Still No Property Rights for Russian Farmers

The plight of the Russian economy is well known, and the Russian farm sector is one of the worst contributors to the fall in per capita output. An article by Guy Chazan (2001), "Seeds Are Sown for a Russian Revolution,"Wall Street Journal, February 10, tells us that ten years after the fall of communism, only 7 percent of cultivated farmland in Russia is owned by independent farmers. One-third of all farmland is still owned by the government. This is despite a law that bans to sale of farmland to anyone other than the farmers that lived on the large state farms organized by Joseph Stalin back in the 1930s. These collective farms have now been mostly reorganized as independent cooperatives, but they are even less efficient than they were ten years ago.

     Farmers do not want to invest in land that they cannot sell, nor do large companies that might otherwise organize some large farms into viable agricultural enterprises. The fear is that permitting land-owners to freely sell their land will result in most land owned by a few well-connected businessmen from Moscow, which has happened to some extent with the privatization of industry and commerce. The sell-off of state businesses has been chaotic in Russia, to say the least. So Russian farms remain stuck in a "time warp" according to the article, unable to borrow because they have no useful collateral, unassisted by the central government because they are technically no longer state farms, and unattractive for outside investors because farmland cannot be purchased. In the meantime, Russia's food imports continue to rise.

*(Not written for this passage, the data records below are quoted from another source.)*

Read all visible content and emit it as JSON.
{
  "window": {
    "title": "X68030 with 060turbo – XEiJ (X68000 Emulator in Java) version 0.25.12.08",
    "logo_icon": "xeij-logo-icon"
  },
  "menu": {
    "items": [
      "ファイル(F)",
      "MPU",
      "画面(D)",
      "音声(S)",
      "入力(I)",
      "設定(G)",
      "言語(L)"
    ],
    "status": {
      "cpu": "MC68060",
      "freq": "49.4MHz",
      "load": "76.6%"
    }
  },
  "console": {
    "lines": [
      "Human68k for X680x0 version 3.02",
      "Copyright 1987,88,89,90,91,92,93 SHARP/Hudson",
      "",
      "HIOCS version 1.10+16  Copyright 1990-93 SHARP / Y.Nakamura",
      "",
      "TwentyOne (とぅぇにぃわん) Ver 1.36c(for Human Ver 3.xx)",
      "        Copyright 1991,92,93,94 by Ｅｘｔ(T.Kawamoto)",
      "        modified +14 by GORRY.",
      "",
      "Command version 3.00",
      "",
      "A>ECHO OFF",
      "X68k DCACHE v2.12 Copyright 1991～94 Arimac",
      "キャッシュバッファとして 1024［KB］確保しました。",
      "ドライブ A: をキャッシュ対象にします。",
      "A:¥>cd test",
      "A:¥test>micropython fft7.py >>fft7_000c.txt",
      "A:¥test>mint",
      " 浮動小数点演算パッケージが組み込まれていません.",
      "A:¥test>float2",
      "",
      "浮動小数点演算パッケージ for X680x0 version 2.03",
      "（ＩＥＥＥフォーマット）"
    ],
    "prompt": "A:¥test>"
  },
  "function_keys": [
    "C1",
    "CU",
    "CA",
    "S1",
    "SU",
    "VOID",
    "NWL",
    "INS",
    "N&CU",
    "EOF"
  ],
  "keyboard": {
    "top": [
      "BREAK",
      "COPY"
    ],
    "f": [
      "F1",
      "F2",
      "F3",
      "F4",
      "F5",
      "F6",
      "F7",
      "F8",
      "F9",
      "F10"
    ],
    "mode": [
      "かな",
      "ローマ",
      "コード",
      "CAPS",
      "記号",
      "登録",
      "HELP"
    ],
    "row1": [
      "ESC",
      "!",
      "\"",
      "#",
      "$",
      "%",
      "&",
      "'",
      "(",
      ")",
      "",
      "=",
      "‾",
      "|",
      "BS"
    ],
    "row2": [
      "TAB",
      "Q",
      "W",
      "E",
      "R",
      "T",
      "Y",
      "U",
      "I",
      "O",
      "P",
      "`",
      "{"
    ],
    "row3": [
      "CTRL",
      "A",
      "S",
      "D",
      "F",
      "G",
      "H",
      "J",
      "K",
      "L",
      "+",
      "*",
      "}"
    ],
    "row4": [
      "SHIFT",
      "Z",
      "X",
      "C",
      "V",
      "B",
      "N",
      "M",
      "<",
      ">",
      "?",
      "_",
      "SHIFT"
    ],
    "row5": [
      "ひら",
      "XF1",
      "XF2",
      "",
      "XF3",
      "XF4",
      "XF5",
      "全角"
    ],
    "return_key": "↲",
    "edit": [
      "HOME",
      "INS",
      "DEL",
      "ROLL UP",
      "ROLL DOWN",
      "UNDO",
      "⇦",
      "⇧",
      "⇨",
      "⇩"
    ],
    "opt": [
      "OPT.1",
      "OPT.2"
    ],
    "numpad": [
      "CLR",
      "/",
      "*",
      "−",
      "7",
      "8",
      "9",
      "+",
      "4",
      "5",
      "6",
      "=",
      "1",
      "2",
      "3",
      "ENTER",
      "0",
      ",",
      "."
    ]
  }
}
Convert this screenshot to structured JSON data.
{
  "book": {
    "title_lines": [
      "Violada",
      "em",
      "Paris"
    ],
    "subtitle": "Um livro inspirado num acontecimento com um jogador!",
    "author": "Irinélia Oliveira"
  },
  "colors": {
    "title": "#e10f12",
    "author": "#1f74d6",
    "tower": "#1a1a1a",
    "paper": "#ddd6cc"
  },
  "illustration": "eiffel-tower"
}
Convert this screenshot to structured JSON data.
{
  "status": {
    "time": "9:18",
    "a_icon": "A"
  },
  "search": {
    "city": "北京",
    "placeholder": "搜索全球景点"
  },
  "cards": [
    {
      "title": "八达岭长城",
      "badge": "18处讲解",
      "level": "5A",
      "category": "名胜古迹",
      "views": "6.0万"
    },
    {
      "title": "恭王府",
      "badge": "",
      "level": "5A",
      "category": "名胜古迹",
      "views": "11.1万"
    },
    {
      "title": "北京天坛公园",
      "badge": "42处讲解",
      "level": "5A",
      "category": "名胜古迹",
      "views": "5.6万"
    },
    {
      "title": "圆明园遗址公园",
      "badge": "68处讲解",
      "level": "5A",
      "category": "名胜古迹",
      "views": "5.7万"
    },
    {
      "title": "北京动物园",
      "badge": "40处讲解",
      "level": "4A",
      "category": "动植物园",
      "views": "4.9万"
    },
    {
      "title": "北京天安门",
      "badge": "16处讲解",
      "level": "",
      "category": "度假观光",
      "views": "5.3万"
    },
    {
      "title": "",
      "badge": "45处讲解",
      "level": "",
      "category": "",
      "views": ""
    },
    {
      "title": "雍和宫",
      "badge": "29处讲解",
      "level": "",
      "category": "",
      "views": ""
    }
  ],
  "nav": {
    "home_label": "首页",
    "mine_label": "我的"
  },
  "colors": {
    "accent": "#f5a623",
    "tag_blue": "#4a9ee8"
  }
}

Argentinian Institutions Deteriorate

According to Ann Zimmerman and Matt Moffett (2000), "Wal-Mart Faces Latin Floor-Space Squeeze," Wall Street Journal, November 28, the Buenos Aires legislature was planning to restrict the size of new supermarkets and discount stores to less
than 20,000 square feet, about one-tenth the size of the other 11 Wal- Mart Supercenters already open in Argentina. Wal-Mart's biggest competitor, the French firm Carrefour, already operates over 250 stores throughout the country and 22 hypermarkets in the Buenos Aires region. This new law would therefore protect not only smaller stores, but also the market dominance of Carrefour.

     This is not a new approach for Argentina, which prior to its economic reforms in the 1980s and 1990s had a broad range of anti-competitive laws on the books, including one that limited the number of drug stores to one per neighborhood.

Farmers in India, Lobbyists in China, and Underground Economic Activity Everywhere!

The Economist ran two interesting articles related to institutions in its February 15, 2001 issue. "Prowling Tiger, Slobbering Dog" deals with India's farm support programs, which make it clear that developed economies are not the only ones that protect agriculture with protectionist and distortionary policies. "The Gentle Art of Lobbying in China" describes how lobbyists fare in dealing with a communist government. Finally, in its February 1, 2001 issue, The Economist published a table showing the size of the informal (underground) markets in the world's most developed economies. Only Switzerland, the United States, and Austria had informal markets that were less than 10 percent of measured GDP. Regulations, taxes, and bureaucratic procedures drive over 10 percent of all economic activity underground even in the so-called developed economies that are usually described as having relatively efficient institutions.